Interested in learning more? Read this article from the Washington Post about how to find shrimp that's not produced by Thai slave labor.
Inspired by the Real Simple recipe by Charlyne Mattox
- 8 ounces lo mein noodles
- 2 tablespoons sesame oil
- 8 ounces white mushrooms, thinly sliced
- 2 large carrots, peeled and shaved into thin slices with a vegetable peeler or mandolin (about 1 cup)
- 4 green onions, chopped, with white and green parts separated
- 2 cloves garlic, minced
- 1/2 teaspoon salt
- 1/4 cup oyster-flavored sauce (substitute vegetarian oyster sauce if desired)
- 2 tablespoons rice vinegar
- 1 tablespoon soy sauce
- crushed red pepper
Prepare noodles according to package directions.

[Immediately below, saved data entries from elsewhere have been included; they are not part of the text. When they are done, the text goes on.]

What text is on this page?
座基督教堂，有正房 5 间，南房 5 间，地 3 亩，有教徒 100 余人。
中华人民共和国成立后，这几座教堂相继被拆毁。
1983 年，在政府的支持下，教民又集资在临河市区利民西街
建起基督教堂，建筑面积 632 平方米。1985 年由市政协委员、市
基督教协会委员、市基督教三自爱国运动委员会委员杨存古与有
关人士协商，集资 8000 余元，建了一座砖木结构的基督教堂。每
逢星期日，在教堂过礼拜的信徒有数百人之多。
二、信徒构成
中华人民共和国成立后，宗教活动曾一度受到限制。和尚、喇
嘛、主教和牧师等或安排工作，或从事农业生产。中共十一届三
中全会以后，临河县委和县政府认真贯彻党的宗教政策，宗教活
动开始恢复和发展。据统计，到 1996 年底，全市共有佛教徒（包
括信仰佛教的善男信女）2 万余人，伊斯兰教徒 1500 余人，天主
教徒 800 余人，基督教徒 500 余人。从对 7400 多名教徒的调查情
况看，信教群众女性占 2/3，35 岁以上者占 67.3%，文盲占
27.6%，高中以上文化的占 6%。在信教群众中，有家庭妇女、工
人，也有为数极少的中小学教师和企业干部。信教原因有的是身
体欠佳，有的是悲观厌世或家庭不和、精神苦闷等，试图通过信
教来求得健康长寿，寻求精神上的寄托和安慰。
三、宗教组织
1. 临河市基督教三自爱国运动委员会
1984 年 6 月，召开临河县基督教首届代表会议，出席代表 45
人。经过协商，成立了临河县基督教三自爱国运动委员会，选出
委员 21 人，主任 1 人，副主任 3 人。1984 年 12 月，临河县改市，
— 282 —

Heat a large skillet over medium-high heat. Add oil, tilt to coat evenly, and reduce heat to medium. Add the mushrooms, white parts of the green onions, garlic, and salt and cook, stirring frequently, until mushrooms are softened and have started to give up their juices, about 3 minutes. Add the carrots and cook just until starting to soften, about 1 minute. Stir in the oyster-flavored sauce, vinegar, soy sauce, and 1 tablespoon water. Cook, stirring constantly, until sauce is starting to thicken, about 1 minute. Add the prepared noodles and toss until noodles are evenly coated with the sauce.
Garnish with the green parts of the green onions and sprinkle with red pepper before serving.